Credit: European Southern Observatory (ESO)

このジェットは強力な光を放っていますが、地球からはきわめて遠いため、光る点にしか見えません。こうした天体を「クエーサー」と呼びます。

しかしEHTは、世界各地に点在する8つの電波望遠鏡をつなぎ合わせて、「地球サイズの仮想望遠鏡」をつくることで、3C 279の観測を可能にしました

これにより、3C 279をわずか0.4光年のサイズで分解できる超高解像度が実現したのです。

実感しにくいかもしれませんが、この解像度は、地球上から月面に置かれたミカンがクッキリと見える視力に値します。

ジェットは「光速の99%」で移動していた!

採取したデータを解析した結果、3C 279のブラックホールから噴射するジェットを、これまでにない鮮明さでの画像化に成功しています。

画像は3パターンの波長で撮影されました。

右側の大きい画像は、2017年4月11日に波長1.3mmの電波で、左上は、同年4月16日に波長7mmの電波で、左下は同年4月1日に波長3mmの電波で撮影されたものです。

Credit: EHT Collaboration

これらの画像から、普通はまっすぐに伸びるジェットが少しねじれていることが分かっています。

また、ジェットは、観測方向(地球側)に向かって光速の99.5%ものスピードで移動していることも判明しました。

一般的に宇宙空間において、光より速く移動できる物体は存在しません。

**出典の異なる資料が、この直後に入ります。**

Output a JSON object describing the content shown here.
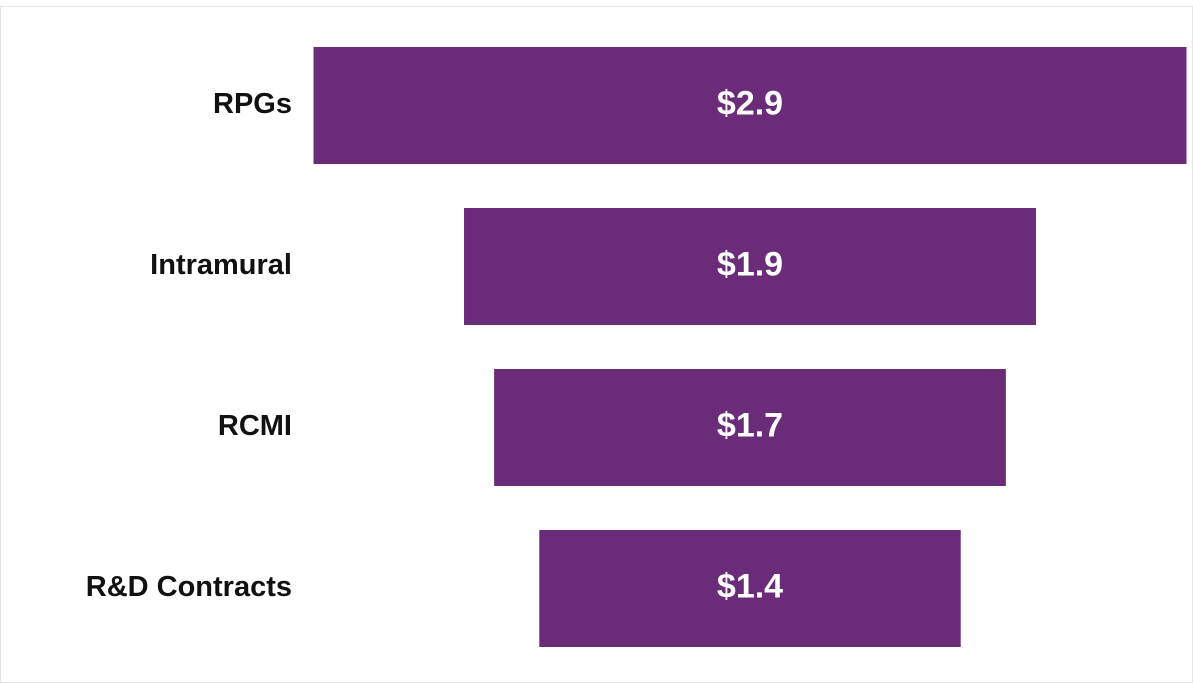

しかし、3C 279のジェットは、これほどの速度で動いているため、「見かけ上は」光速の20倍で移動しているように見えます。

これは、物体が光速に近いスピードで観測者の方向に近く時に起きる現象で、「超高速運動」と呼ばれます。

研究チームは、「3C 279は、昨年撮影されたブラックホール(M87に位置し、地球からの距離は約5500万光年)よりもはるかに遠く、撮影にはこれまでにない望遠鏡の視力が必要と思われました。

しかし、今回の結果により、EHTが、遠くにあるジェットの撮影にも有効であることが証明されました」と話しています。

EHTのプロジェクトチームは、今後、望遠鏡の数をさらに増やすことで解像度を高め、史上初となるブラックホールの動画撮影に挑むとのことです。